Phylogenetic data in DendroPy is represented by one or more objects of the following classes:
- Taxon
- A representation of an operational taxonomic unit, with an attribute, label, corresponding to the taxon label.
- TaxonSet
- A collection of Taxon objects representing a distinct definition of taxa (for example, as specified explicitly in a NEXUS “TAXA” block, or implicitly in the set of all taxon labels used across a Newick tree file).
- Tree
- A collection of Node and Edge objects representing a phylogenetic tree. Each Tree object maintains a reference to a TaxonSet object in its attribute, taxon_set, which specifies the set of taxa that are referenced by the tree and its nodes. Each Node object has a taxon attribute (which points to a particular Taxon object if there is an operational taxonomic unit associated with this node, or is None if not), a parent_node attribute (which will be None if the Node has no parent, e.g., a root node), a Edge attribute, as well as a list of references to child nodes, a copy of which can be obtained by calling child_nodes.
- TreeList
- A list of Tree objects. A TreeList object has an attribute, taxon_set, which specifies the set of taxa that are referenced by all member Tree elements. This is enforced when a Tree object is added to a TreeList, with the TaxonSet of the Tree object and all Taxon references of the Node objects in the Tree mapped to the TaxonSet of the TreeList.
- CharacterMatrix
- Representation of character data, with specializations for different data types: DnaCharacterMatrix, RnaCharacterMatrix, ProteinCharacterMatrix, StandardCharacterMatrix, ContinuousCharacterMatrix, etc. A CharacterMatrix can treated very much like a dict object, with Taxon objects as keys and character data as values associated with those keys.
- DataSet
- A meta-collection of phylogenetic data, consisting of lists of multiple TaxonSet objects (taxon_sets), TreeList objects (tree_lists), and CharacterMatrix objects (char_matrices).

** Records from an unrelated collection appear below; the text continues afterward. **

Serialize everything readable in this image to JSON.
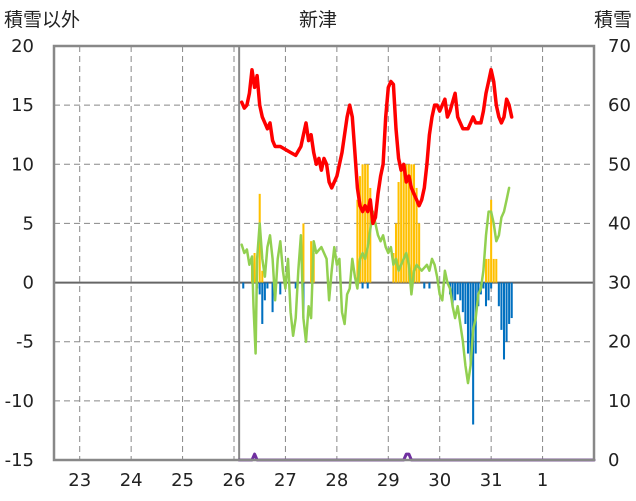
{
  "chart_data": {
    "type": "line",
    "title": "新津",
    "y_left_label": "積雪以外",
    "y_right_label": "積雪",
    "y_left_range": [
      -15,
      20
    ],
    "y_left_ticks": [
      "20",
      "15",
      "10",
      "5",
      "0",
      "-5",
      "-10",
      "-15"
    ],
    "y_right_range": [
      0,
      70
    ],
    "y_right_ticks": [
      "70",
      "60",
      "50",
      "40",
      "30",
      "20",
      "10",
      "0"
    ],
    "x_range_days": [
      0,
      10.5
    ],
    "x_tick_labels": [
      "23",
      "24",
      "25",
      "26",
      "27",
      "28",
      "29",
      "30",
      "31",
      "1"
    ],
    "grid": true,
    "colors": {
      "temperature": "#ff0000",
      "snow_depth": "#92d050",
      "snowfall": "#ffc000",
      "precipitation": "#0070c0",
      "baseline": "#7030a0"
    },
    "series": [
      {
        "axis": "right",
        "kind": "line",
        "points": [
          [
            3.65,
            60.5
          ],
          [
            3.7,
            59.5
          ],
          [
            3.75,
            60
          ],
          [
            3.8,
            62
          ],
          [
            3.85,
            66
          ],
          [
            3.9,
            63
          ],
          [
            3.95,
            65
          ],
          [
            4.0,
            60
          ],
          [
            4.05,
            58
          ],
          [
            4.1,
            57
          ],
          [
            4.15,
            56
          ],
          [
            4.2,
            57
          ],
          [
            4.25,
            54
          ],
          [
            4.3,
            53
          ],
          [
            4.4,
            53
          ],
          [
            4.5,
            52.5
          ],
          [
            4.6,
            52
          ],
          [
            4.7,
            51.5
          ],
          [
            4.8,
            53
          ],
          [
            4.9,
            57
          ],
          [
            4.95,
            54
          ],
          [
            5.0,
            55
          ],
          [
            5.05,
            52
          ],
          [
            5.1,
            50
          ],
          [
            5.15,
            51
          ],
          [
            5.2,
            49
          ],
          [
            5.25,
            51
          ],
          [
            5.3,
            50
          ],
          [
            5.35,
            47
          ],
          [
            5.4,
            46
          ],
          [
            5.45,
            47
          ],
          [
            5.5,
            48
          ],
          [
            5.6,
            52
          ],
          [
            5.7,
            58
          ],
          [
            5.75,
            60
          ],
          [
            5.8,
            58
          ],
          [
            5.85,
            52
          ],
          [
            5.9,
            46
          ],
          [
            5.95,
            43
          ],
          [
            6.0,
            42
          ],
          [
            6.05,
            43
          ],
          [
            6.1,
            42
          ],
          [
            6.15,
            44
          ],
          [
            6.2,
            40
          ],
          [
            6.25,
            41
          ],
          [
            6.3,
            45
          ],
          [
            6.35,
            48
          ],
          [
            6.4,
            50
          ],
          [
            6.45,
            58
          ],
          [
            6.5,
            63
          ],
          [
            6.55,
            64
          ],
          [
            6.6,
            63.5
          ],
          [
            6.65,
            56
          ],
          [
            6.7,
            51
          ],
          [
            6.75,
            49
          ],
          [
            6.8,
            50
          ],
          [
            6.85,
            47
          ],
          [
            6.9,
            48
          ],
          [
            6.95,
            46
          ],
          [
            7.0,
            45
          ],
          [
            7.05,
            44
          ],
          [
            7.1,
            43
          ],
          [
            7.15,
            44
          ],
          [
            7.2,
            46
          ],
          [
            7.25,
            50
          ],
          [
            7.3,
            55
          ],
          [
            7.35,
            58
          ],
          [
            7.4,
            60
          ],
          [
            7.45,
            60
          ],
          [
            7.5,
            59
          ],
          [
            7.55,
            60
          ],
          [
            7.6,
            61
          ],
          [
            7.65,
            58
          ],
          [
            7.7,
            59
          ],
          [
            7.8,
            62
          ],
          [
            7.85,
            58
          ],
          [
            7.9,
            57
          ],
          [
            7.95,
            56
          ],
          [
            8.0,
            56
          ],
          [
            8.05,
            56
          ],
          [
            8.1,
            57
          ],
          [
            8.15,
            58
          ],
          [
            8.2,
            57
          ],
          [
            8.3,
            57
          ],
          [
            8.35,
            59
          ],
          [
            8.4,
            62
          ],
          [
            8.45,
            64
          ],
          [
            8.5,
            66
          ],
          [
            8.55,
            64
          ],
          [
            8.6,
            60
          ],
          [
            8.65,
            58
          ],
          [
            8.7,
            57
          ],
          [
            8.75,
            58
          ],
          [
            8.8,
            61
          ],
          [
            8.85,
            60
          ],
          [
            8.9,
            58
          ]
        ]
      },
      {
        "axis": "left",
        "kind": "line",
        "points": [
          [
            3.65,
            3.2
          ],
          [
            3.7,
            2.5
          ],
          [
            3.75,
            2.8
          ],
          [
            3.8,
            1.5
          ],
          [
            3.85,
            2.2
          ],
          [
            3.88,
            -2
          ],
          [
            3.92,
            -6
          ],
          [
            3.95,
            2
          ],
          [
            4.0,
            5
          ],
          [
            4.05,
            2
          ],
          [
            4.1,
            0.5
          ],
          [
            4.15,
            3
          ],
          [
            4.2,
            4
          ],
          [
            4.25,
            2
          ],
          [
            4.3,
            -1.5
          ],
          [
            4.35,
            2
          ],
          [
            4.4,
            3.5
          ],
          [
            4.45,
            1
          ],
          [
            4.5,
            -0.5
          ],
          [
            4.55,
            2
          ],
          [
            4.6,
            -2.5
          ],
          [
            4.65,
            -4.5
          ],
          [
            4.7,
            -3
          ],
          [
            4.75,
            1
          ],
          [
            4.8,
            4
          ],
          [
            4.85,
            -3
          ],
          [
            4.9,
            -5
          ],
          [
            4.95,
            -2
          ],
          [
            5.0,
            -3
          ],
          [
            5.05,
            3.5
          ],
          [
            5.1,
            2.5
          ],
          [
            5.2,
            3
          ],
          [
            5.3,
            2
          ],
          [
            5.35,
            -1.5
          ],
          [
            5.4,
            1
          ],
          [
            5.45,
            3
          ],
          [
            5.5,
            1.5
          ],
          [
            5.55,
            2
          ],
          [
            5.6,
            -2.5
          ],
          [
            5.65,
            -3.5
          ],
          [
            5.7,
            -1
          ],
          [
            5.75,
            -0.5
          ],
          [
            5.8,
            2
          ],
          [
            5.85,
            0.5
          ],
          [
            5.9,
            -0.5
          ],
          [
            5.95,
            2
          ],
          [
            6.0,
            2.5
          ],
          [
            6.05,
            2
          ],
          [
            6.1,
            3
          ],
          [
            6.15,
            4.5
          ],
          [
            6.2,
            6
          ],
          [
            6.25,
            5
          ],
          [
            6.3,
            4
          ],
          [
            6.35,
            3.5
          ],
          [
            6.4,
            4
          ],
          [
            6.45,
            3
          ],
          [
            6.5,
            2.5
          ],
          [
            6.55,
            3
          ],
          [
            6.6,
            1.5
          ],
          [
            6.65,
            2
          ],
          [
            6.7,
            1
          ],
          [
            6.75,
            1.5
          ],
          [
            6.8,
            2
          ],
          [
            6.85,
            2.5
          ],
          [
            6.9,
            1.5
          ],
          [
            6.95,
            -1
          ],
          [
            7.0,
            1
          ],
          [
            7.05,
            1.5
          ],
          [
            7.15,
            1
          ],
          [
            7.25,
            1.5
          ],
          [
            7.3,
            1
          ],
          [
            7.35,
            2
          ],
          [
            7.4,
            1.5
          ],
          [
            7.45,
            0.5
          ],
          [
            7.5,
            -1
          ],
          [
            7.55,
            -1.5
          ],
          [
            7.6,
            1
          ],
          [
            7.65,
            0
          ],
          [
            7.7,
            -0.5
          ],
          [
            7.75,
            -2
          ],
          [
            7.8,
            -3
          ],
          [
            7.85,
            -2
          ],
          [
            7.9,
            -3.5
          ],
          [
            7.95,
            -5
          ],
          [
            8.0,
            -7
          ],
          [
            8.05,
            -8.5
          ],
          [
            8.1,
            -7
          ],
          [
            8.15,
            -4
          ],
          [
            8.2,
            -3
          ],
          [
            8.25,
            -1
          ],
          [
            8.3,
            -0.5
          ],
          [
            8.35,
            1
          ],
          [
            8.4,
            4
          ],
          [
            8.45,
            6
          ],
          [
            8.5,
            6
          ],
          [
            8.55,
            5
          ],
          [
            8.6,
            3.5
          ],
          [
            8.65,
            4
          ],
          [
            8.7,
            5.5
          ],
          [
            8.75,
            6
          ],
          [
            8.8,
            7
          ],
          [
            8.85,
            8
          ]
        ]
      },
      {
        "axis": "right",
        "kind": "bar",
        "bar_width_days": 0.04,
        "points": [
          [
            3.85,
            33
          ],
          [
            3.9,
            35
          ],
          [
            4.0,
            45
          ],
          [
            4.05,
            32
          ],
          [
            4.5,
            29
          ],
          [
            4.85,
            40
          ],
          [
            5.0,
            37
          ],
          [
            5.05,
            35
          ],
          [
            5.9,
            44
          ],
          [
            5.95,
            48
          ],
          [
            6.0,
            50
          ],
          [
            6.05,
            50
          ],
          [
            6.1,
            50
          ],
          [
            6.15,
            46
          ],
          [
            6.6,
            35
          ],
          [
            6.65,
            40
          ],
          [
            6.7,
            47
          ],
          [
            6.75,
            50
          ],
          [
            6.8,
            50
          ],
          [
            6.85,
            50
          ],
          [
            6.9,
            50
          ],
          [
            6.95,
            50
          ],
          [
            7.0,
            50
          ],
          [
            7.05,
            46
          ],
          [
            7.1,
            40
          ],
          [
            8.4,
            34
          ],
          [
            8.45,
            34
          ],
          [
            8.5,
            44
          ],
          [
            8.55,
            34
          ],
          [
            8.6,
            34
          ]
        ]
      },
      {
        "axis": "left",
        "kind": "bar",
        "bar_width_days": 0.04,
        "points": [
          [
            3.68,
            -0.5
          ],
          [
            3.95,
            -0.5
          ],
          [
            4.0,
            -1
          ],
          [
            4.05,
            -3.5
          ],
          [
            4.1,
            -1.5
          ],
          [
            4.15,
            -0.5
          ],
          [
            4.25,
            -2.5
          ],
          [
            4.4,
            -1
          ],
          [
            4.5,
            -0.5
          ],
          [
            4.7,
            -0.5
          ],
          [
            4.85,
            -3
          ],
          [
            6.0,
            -0.5
          ],
          [
            6.1,
            -0.5
          ],
          [
            7.2,
            -0.5
          ],
          [
            7.3,
            -0.5
          ],
          [
            7.7,
            -1
          ],
          [
            7.75,
            -2
          ],
          [
            7.8,
            -1.5
          ],
          [
            7.85,
            -1
          ],
          [
            7.9,
            -1.5
          ],
          [
            7.95,
            -2.5
          ],
          [
            8.0,
            -3.5
          ],
          [
            8.05,
            -6
          ],
          [
            8.1,
            -7
          ],
          [
            8.15,
            -12
          ],
          [
            8.2,
            -6
          ],
          [
            8.25,
            -2
          ],
          [
            8.3,
            -1
          ],
          [
            8.35,
            -0.5
          ],
          [
            8.4,
            -2
          ],
          [
            8.45,
            -1.5
          ],
          [
            8.5,
            -0.5
          ],
          [
            8.65,
            -2
          ],
          [
            8.7,
            -4
          ],
          [
            8.75,
            -6.5
          ],
          [
            8.8,
            -5
          ],
          [
            8.85,
            -3.5
          ],
          [
            8.9,
            -3
          ]
        ]
      },
      {
        "axis": "left",
        "kind": "line",
        "points": [
          [
            3.6,
            -15
          ],
          [
            3.85,
            -15
          ],
          [
            3.9,
            -14.5
          ],
          [
            3.95,
            -15
          ],
          [
            6.8,
            -15
          ],
          [
            6.85,
            -14.5
          ],
          [
            6.9,
            -14.5
          ],
          [
            6.95,
            -15
          ],
          [
            10.5,
            -15
          ]
        ]
      }
    ]
  }
}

All of the above names are imported into the the the dendropy namespace, and so to instantiate new, empty objects of these classes, you would need to import dendropy:
>>> import dendropy
>>> tree1 = dendropy.Tree()
>>> tree_list11 = dendropy.TreeList()
>>> dna1 = dendropy.DnaCharacterMatrix()
>>> dataset1 = dendropy.DataSet()
Or import the names directly:
>>> from dendropy import Tree, TreeList, DnaCharacterMatrix, DataSet
>>> tree1 = Tree()
>>> tree_list1 = TreeList()
>>> dna1 = DnaCharacterMatrix()
>>> dataset1 = DataSet()
DendroPy provides a rich set of tools for reading and writing phylogenetic data in various formats, such as NEXUS, Newick, PHYLIP, etc. These are covered in detail in the following “Reading Phylogenetic Data” and “Writing Phylogenetic Data” chapters respectively.